Fraction exponents would also enable us to improve and simplify the code that computes the period of EigenGates by removing the need for approximation and arbitrary constants.

Finally, the change would protect us against the pitfalls of dealing with floating point numbers in future.

Related: #1098

Strilanc commented 5 years ago

I don't think we should do this.

I do think that checking that a fractions.Fraction can make it into a gate exponent and get printed out into a diagram is a good idea. This could act as a test case for working with unexpected kinds of numeric values in general. I also think that noticing an exponent is close to a fraction, and printing eg 7/8 instead of 0.875 or 0.875000001 in diagrams could be helpful to users.

But as far explicitly having semantics that depend strongly on the behavior of rationals... I expect there are unfortunate complications such as:

1) We use floating point numbers in the code. Floats tend to "infect" other values. We will need to actively "fight" this infection from spreading in order to protect the rational numbers. That is not easy.

2) Floats are already pretty good at approximating the behavior you want. Z**(7/8) == Z**(1/8) evaluates to True, for example. On the other hand, 1/3 vs 7/3 doesn't work.

3) Adding two fractions is slower than adding two floats, because it involves multiplications and a gcd (actually I don't know if python normalizes fractions after every operation by default, but if we don't make that happen now and then the values might grow out of control from typical usage). Given that we recently realized we have a performance problem, we need to profile before doing something like this.

4) I don't think it quite has the right "style" for cirq.
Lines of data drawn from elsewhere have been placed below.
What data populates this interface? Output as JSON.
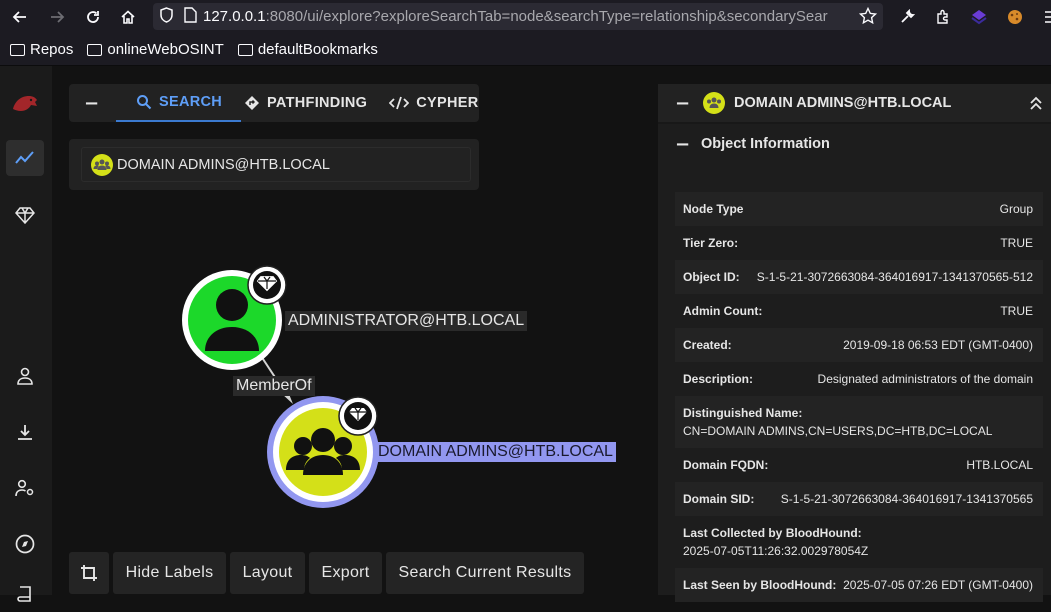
{
  "browser": {
    "url_host": "127.0.0.1",
    "url_rest": ":8080/ui/explore?exploreSearchTab=node&searchType=relationship&secondarySear",
    "bookmarks": [
      "Repos",
      "onlineWebOSINT",
      "defaultBookmarks"
    ]
  },
  "search_panel": {
    "collapse_symbol": "−",
    "tabs": [
      {
        "label": "SEARCH",
        "icon": "search-icon",
        "active": true
      },
      {
        "label": "PATHFINDING",
        "icon": "pathfinding-icon",
        "active": false
      },
      {
        "label": "CYPHER",
        "icon": "code-icon",
        "active": false
      }
    ],
    "result": "DOMAIN ADMINS@HTB.LOCAL"
  },
  "graph": {
    "nodes": [
      {
        "label": "ADMINISTRATOR@HTB.LOCAL",
        "type": "user",
        "color": "#1cd82a",
        "tier_zero": true
      },
      {
        "label": "DOMAIN ADMINS@HTB.LOCAL",
        "type": "group",
        "color": "#d4e018",
        "tier_zero": true,
        "selected": true
      }
    ],
    "edge": {
      "label": "MemberOf"
    }
  },
  "bottom_buttons": {
    "crop": "crop-icon",
    "hide_labels": "Hide Labels",
    "layout": "Layout",
    "export": "Export",
    "search_current": "Search Current Results"
  },
  "right_panel": {
    "title": "DOMAIN ADMINS@HTB.LOCAL",
    "section_title": "Object Information",
    "fields": [
      {
        "key": "Node Type",
        "value": "Group"
      },
      {
        "key": "Tier Zero:",
        "value": "TRUE"
      },
      {
        "key": "Object ID:",
        "value": "S-1-5-21-3072663084-364016917-1341370565-512"
      },
      {
        "key": "Admin Count:",
        "value": "TRUE"
      },
      {
        "key": "Created:",
        "value": "2019-09-18 06:53 EDT (GMT-0400)"
      },
      {
        "key": "Description:",
        "value": "Designated administrators of the domain"
      },
      {
        "key": "Distinguished Name:",
        "value": "CN=DOMAIN ADMINS,CN=USERS,DC=HTB,DC=LOCAL"
      },
      {
        "key": "Domain FQDN:",
        "value": "HTB.LOCAL"
      },
      {
        "key": "Domain SID:",
        "value": "S-1-5-21-3072663084-364016917-1341370565"
      },
      {
        "key": "Last Collected by BloodHound:",
        "value": "2025-07-05T11:26:32.002978054Z"
      },
      {
        "key": "Last Seen by BloodHound:",
        "value": "2025-07-05 07:26 EDT (GMT-0400)"
      }
    ]
  },
  "colors": {
    "accent": "#5e9ef7",
    "user_node": "#1cd82a",
    "group_node": "#d4e018",
    "selection": "#9297f0"
  }
}
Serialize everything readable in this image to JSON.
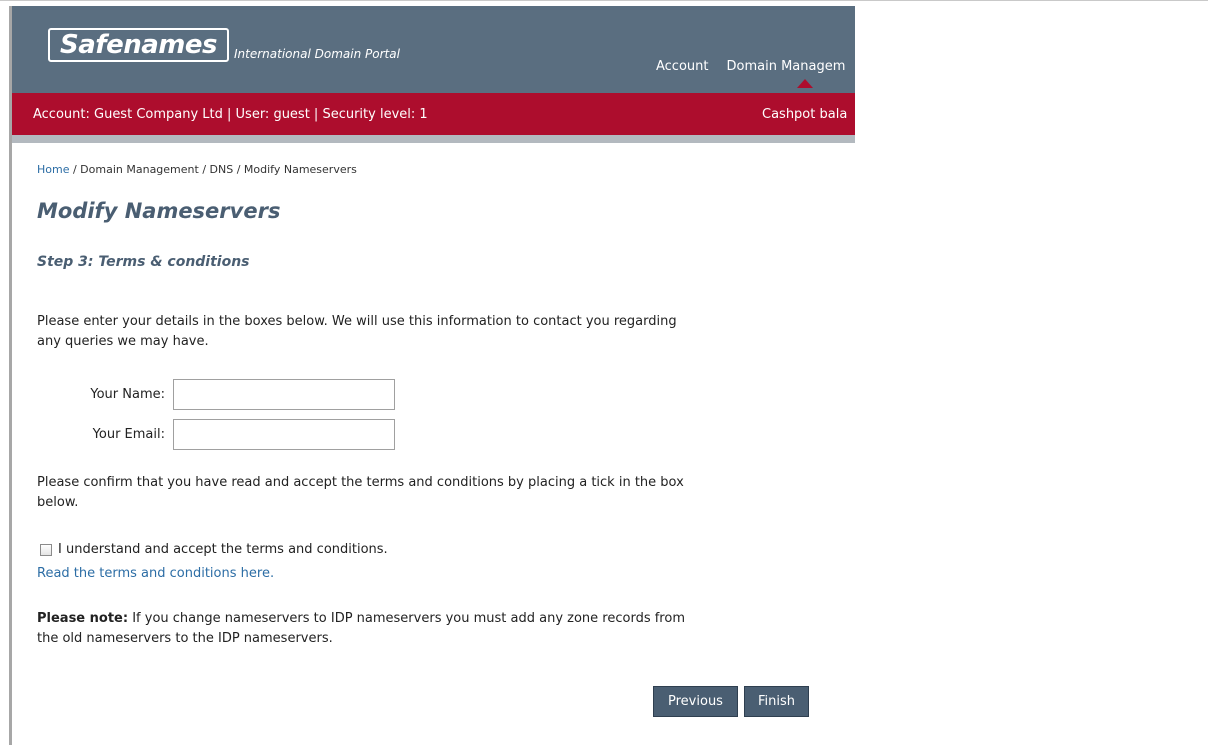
{
  "header": {
    "logo_text": "Safenames",
    "tagline": "International Domain Portal",
    "nav": [
      "Account",
      "Domain Managem"
    ]
  },
  "account_bar": {
    "info": "Account: Guest Company Ltd | User: guest | Security level: 1",
    "cashpot": "Cashpot bala"
  },
  "breadcrumb": {
    "home": "Home",
    "rest": " / Domain Management / DNS / Modify Nameservers"
  },
  "page": {
    "title": "Modify Nameservers",
    "step_title": "Step 3: Terms & conditions",
    "intro": "Please enter your details in the boxes below. We will use this information to contact you regarding any queries we may have.",
    "name_label": "Your Name:",
    "name_value": "",
    "email_label": "Your Email:",
    "email_value": "",
    "confirm_text": "Please confirm that you have read and accept the terms and conditions by placing a tick in the box below.",
    "checkbox_label": "I understand and accept the terms and conditions.",
    "terms_link": "Read the terms and conditions here.",
    "note_label": "Please note:",
    "note_text": " If you change nameservers to IDP nameservers you must add any zone records from the old nameservers to the IDP nameservers."
  },
  "buttons": {
    "previous": "Previous",
    "finish": "Finish"
  },
  "colors": {
    "header_bg": "#5a6e80",
    "account_bar_bg": "#ad0d2d",
    "title_color": "#4a5e72",
    "link_color": "#2c6da5",
    "button_bg": "#4a5e72"
  }
}
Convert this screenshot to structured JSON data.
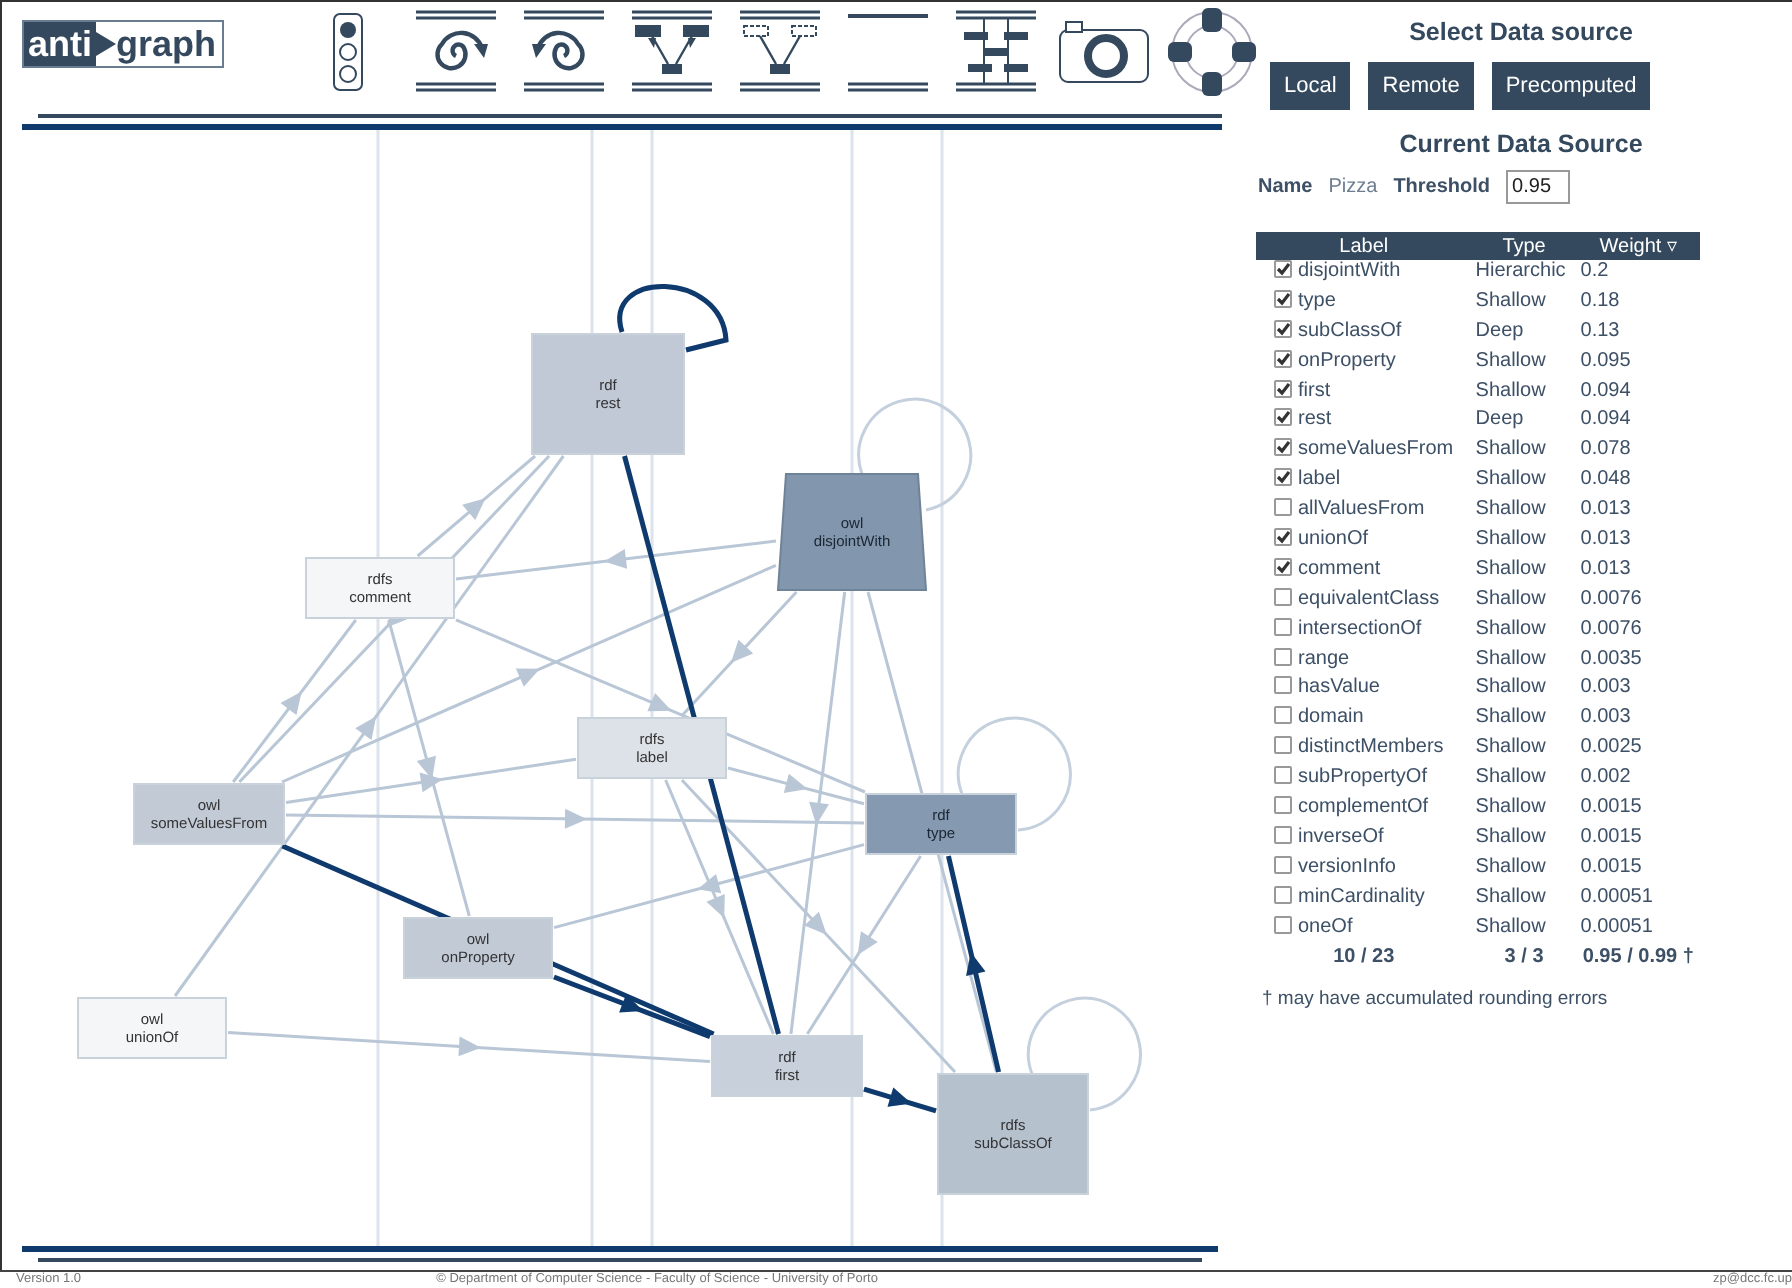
{
  "logo": {
    "parts": [
      "anti",
      "graph"
    ]
  },
  "toolbar": [
    {
      "kind": "traffic-light"
    },
    {
      "kind": "redo"
    },
    {
      "kind": "undo"
    },
    {
      "kind": "expand"
    },
    {
      "kind": "collapse"
    },
    {
      "kind": "blank"
    },
    {
      "kind": "layout"
    },
    {
      "kind": "camera"
    },
    {
      "kind": "lifebuoy"
    }
  ],
  "graph": {
    "nodes": [
      {
        "prefix": "rdf",
        "name": "rest",
        "kind": "rect",
        "color": "#c0c9d5"
      },
      {
        "prefix": "owl",
        "name": "disjointWith",
        "kind": "trapezoid",
        "color": "#8296ad"
      },
      {
        "prefix": "rdfs",
        "name": "comment",
        "kind": "rect",
        "color": "#f5f6f8"
      },
      {
        "prefix": "rdfs",
        "name": "label",
        "kind": "rect",
        "color": "#dde2e8"
      },
      {
        "prefix": "owl",
        "name": "someValuesFrom",
        "kind": "rect",
        "color": "#c2cad6"
      },
      {
        "prefix": "rdf",
        "name": "type",
        "kind": "rect",
        "color": "#8599b0"
      },
      {
        "prefix": "owl",
        "name": "onProperty",
        "kind": "rect",
        "color": "#c2cad6"
      },
      {
        "prefix": "owl",
        "name": "unionOf",
        "kind": "rect",
        "color": "#f5f6f8"
      },
      {
        "prefix": "rdf",
        "name": "first",
        "kind": "rect",
        "color": "#c8d0db"
      },
      {
        "prefix": "rdfs",
        "name": "subClassOf",
        "kind": "rect",
        "color": "#b6c1ce"
      }
    ]
  },
  "data_source": {
    "title": "Select Data source",
    "buttons": [
      "Local",
      "Remote",
      "Precomputed"
    ],
    "current_title": "Current Data Source",
    "name_label": "Name",
    "name_value": "Pizza",
    "threshold_label": "Threshold",
    "threshold_value": "0.95"
  },
  "table": {
    "columns": [
      "Label",
      "Type",
      "Weight ▿"
    ],
    "rows": [
      {
        "label": "disjointWith",
        "checked": true,
        "type": "Hierarchic",
        "weight": "0.2"
      },
      {
        "label": "type",
        "checked": true,
        "type": "Shallow",
        "weight": "0.18"
      },
      {
        "label": "subClassOf",
        "checked": true,
        "type": "Deep",
        "weight": "0.13"
      },
      {
        "label": "onProperty",
        "checked": true,
        "type": "Shallow",
        "weight": "0.095"
      },
      {
        "label": "first",
        "checked": true,
        "type": "Shallow",
        "weight": "0.094"
      },
      {
        "label": "rest",
        "checked": true,
        "type": "Deep",
        "weight": "0.094"
      },
      {
        "label": "someValuesFrom",
        "checked": true,
        "type": "Shallow",
        "weight": "0.078"
      },
      {
        "label": "label",
        "checked": true,
        "type": "Shallow",
        "weight": "0.048"
      },
      {
        "label": "allValuesFrom",
        "checked": false,
        "type": "Shallow",
        "weight": "0.013"
      },
      {
        "label": "unionOf",
        "checked": true,
        "type": "Shallow",
        "weight": "0.013"
      },
      {
        "label": "comment",
        "checked": true,
        "type": "Shallow",
        "weight": "0.013"
      },
      {
        "label": "equivalentClass",
        "checked": false,
        "type": "Shallow",
        "weight": "0.0076"
      },
      {
        "label": "intersectionOf",
        "checked": false,
        "type": "Shallow",
        "weight": "0.0076"
      },
      {
        "label": "range",
        "checked": false,
        "type": "Shallow",
        "weight": "0.0035"
      },
      {
        "label": "hasValue",
        "checked": false,
        "type": "Shallow",
        "weight": "0.003"
      },
      {
        "label": "domain",
        "checked": false,
        "type": "Shallow",
        "weight": "0.003"
      },
      {
        "label": "distinctMembers",
        "checked": false,
        "type": "Shallow",
        "weight": "0.0025"
      },
      {
        "label": "subPropertyOf",
        "checked": false,
        "type": "Shallow",
        "weight": "0.002"
      },
      {
        "label": "complementOf",
        "checked": false,
        "type": "Shallow",
        "weight": "0.0015"
      },
      {
        "label": "inverseOf",
        "checked": false,
        "type": "Shallow",
        "weight": "0.0015"
      },
      {
        "label": "versionInfo",
        "checked": false,
        "type": "Shallow",
        "weight": "0.0015"
      },
      {
        "label": "minCardinality",
        "checked": false,
        "type": "Shallow",
        "weight": "0.00051"
      },
      {
        "label": "oneOf",
        "checked": false,
        "type": "Shallow",
        "weight": "0.00051"
      }
    ],
    "totals": [
      "10 / 23",
      "3 / 3",
      "0.95 / 0.99 †"
    ]
  },
  "note": "† may have accumulated rounding errors",
  "footer": {
    "version": "Version 1.0",
    "copyright": "© Department of Computer Science - Faculty of Science - University of Porto",
    "contact": "zp@dcc.fc.up"
  }
}
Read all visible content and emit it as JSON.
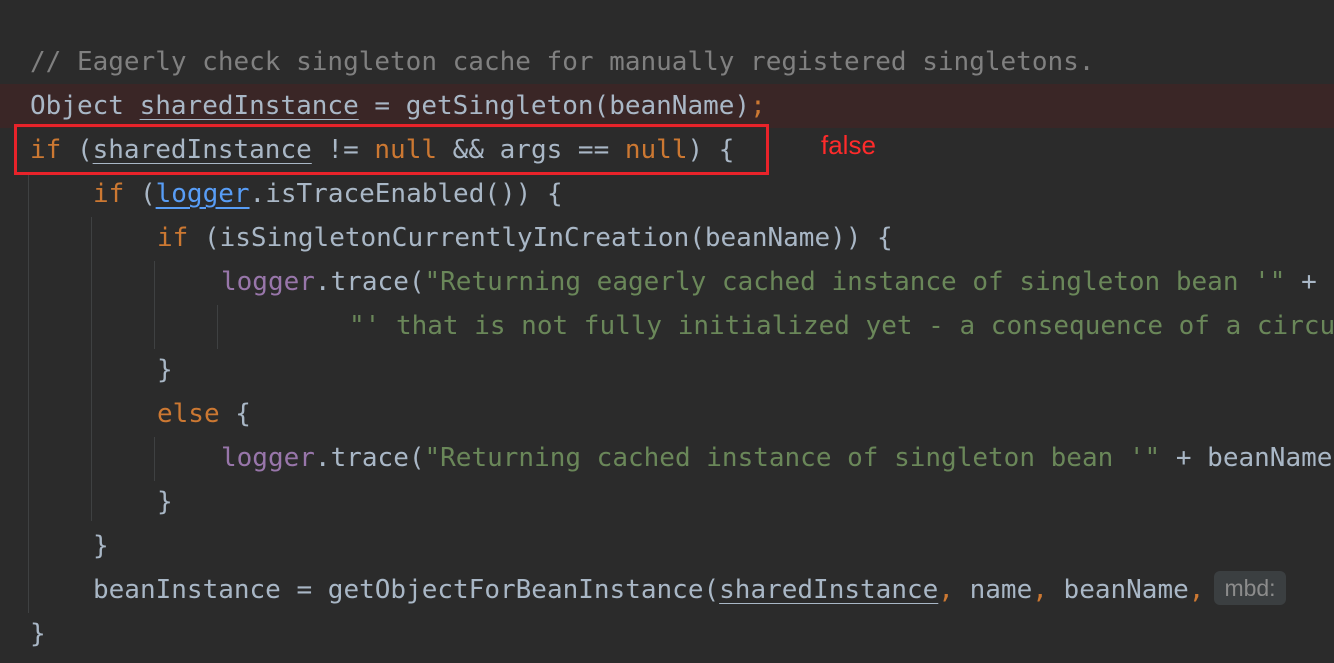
{
  "editor": {
    "line1": {
      "comment": "// Eagerly check singleton cache for manually registered singletons."
    },
    "line2": {
      "type": "Object",
      "var": "sharedInstance",
      "eq": " = ",
      "call": "getSingleton(beanName)",
      "semi": ";"
    },
    "line3": {
      "kw_if": "if",
      "open": " (",
      "var": "sharedInstance",
      "op1": " != ",
      "null1": "null",
      "op2": " && args == ",
      "null2": "null",
      "close": ") {"
    },
    "line4": {
      "kw_if": "if",
      "open": " (",
      "logger": "logger",
      "rest": ".isTraceEnabled()) {"
    },
    "line5": {
      "kw_if": "if",
      "rest": " (isSingletonCurrentlyInCreation(beanName)) {"
    },
    "line6": {
      "logger": "logger",
      "call": ".trace(",
      "str": "\"Returning eagerly cached instance of singleton bean '\"",
      "tail": " +"
    },
    "line7": {
      "str": "\"' that is not fully initialized yet - a consequence of a circular reference\");"
    },
    "line8": {
      "brace": "}"
    },
    "line9": {
      "kw_else": "else",
      "brace": " {"
    },
    "line10": {
      "logger": "logger",
      "call": ".trace(",
      "str": "\"Returning cached instance of singleton bean '\"",
      "tail": " + beanName + \"'\");"
    },
    "line11": {
      "brace": "}"
    },
    "line12": {
      "brace": "}"
    },
    "line13": {
      "assign": "beanInstance = getObjectForBeanInstance(",
      "var": "sharedInstance",
      "comma1": ",",
      "name": " name",
      "comma2": ",",
      "bean": " beanName",
      "comma3": ",",
      "hint": "mbd:"
    },
    "line14": {
      "brace": "}"
    }
  },
  "annotation": {
    "text": "false",
    "color": "#ff2b2b"
  },
  "colors": {
    "background": "#2b2b2b",
    "keyword": "#cc7832",
    "string": "#6a8759",
    "field": "#9876aa",
    "comment": "#808080",
    "default": "#a9b7c6",
    "highlight_box": "#e8232a"
  }
}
NISQ machines live in arbitrary angle land, where chaos reigns and who knows if anything is a multiple of anything else? Rationals feel more error correction focused.

kevinsung commented 5 years ago

I agree with @Strilanc . I'll add that in Hamiltonian simulation, the t in exp(-iHt) is not usually a rational number, and neither are the coefficients of terms in H for actual molecular Hamiltonians. Also, variational algorithm optimizations typically work over floats, not fractions.

viathor commented 5 years ago

Thank you both for helping to evaluate this! This kept bugging me and now I feel better about abandoning the idea.